Dişi bir meyve sineği, tek bir partide 500'e kadar yumurta bırakabilir. Meyve sineği, ömür boyu birkaç parti yumurta bırakabileceği için, bu, herhangi bir dişi memelinin üretebildiğinden çok daha fazla, 2.000 veya daha fazla yavru anlamına gelir. Üçüncü bir husus maliyettir. Meyve sineği kolonileri bakımı çok ucuzdur. En azından, olgunlaşmış meyveler ve ayarlanabilir bir termostat gibi bir besin kaynağına ihtiyaç duyarlar. İlginç bir şekilde, meyve sinekleri soğuk sıcaklıklarda daha uzun yaşar, ancak 86 derece Fahrenheit'in üzerindeki sıcaklıklarda daha sık ürer.

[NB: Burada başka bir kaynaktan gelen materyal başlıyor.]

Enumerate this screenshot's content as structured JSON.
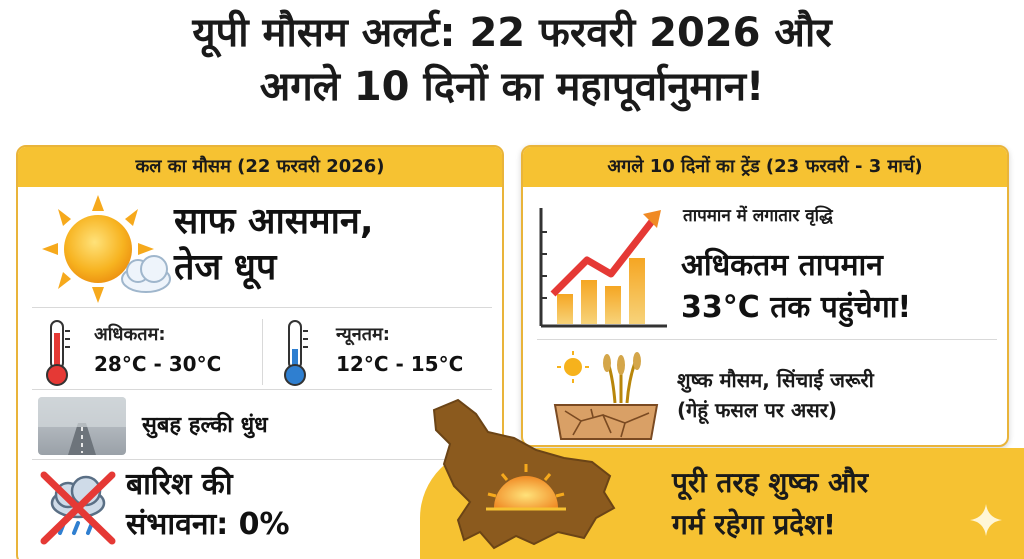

Meyve sineği kullanmanın diğer avantajları zaman geçtikçe belirginleşti. Meyve sineği, tükürük bezlerinde politen kromozomları olarak bilinen dört çift kromozom içerir. Bu kromozomlar, sıklıkla kullanılan tipte bir ışık mikroskobu altında görülecek kadar büyüktür. Bu gözlem, kalıtımın fiziksel birimleri olan genlerin kromozomların üzerinde bulunduğuna dair sağlam kanıtlar sağlamıştır.
Morgan ve öğrencileri ayrıca, göz rengi, kanat şekli ve kıl uzunluğu gibi özellikleri kodlayan birçok genin çoğu meyve sineği yavrularında kalıtsal olduğunu keşfetti. Zaman zaman, Morgan'ın dediği gibi, bu bağlantı grupları mayozda karışık ve eşleşen parçalar halinde uçan kromozomlar olarak parçalandılar. Bilim adamları bu kromozomal geçit olaylarına rekombinasyon olarak atıfta bulunur. Bu işlem, cinsel olarak üreyen tüm türlerin ana genetik varyasyon kaynağıdır.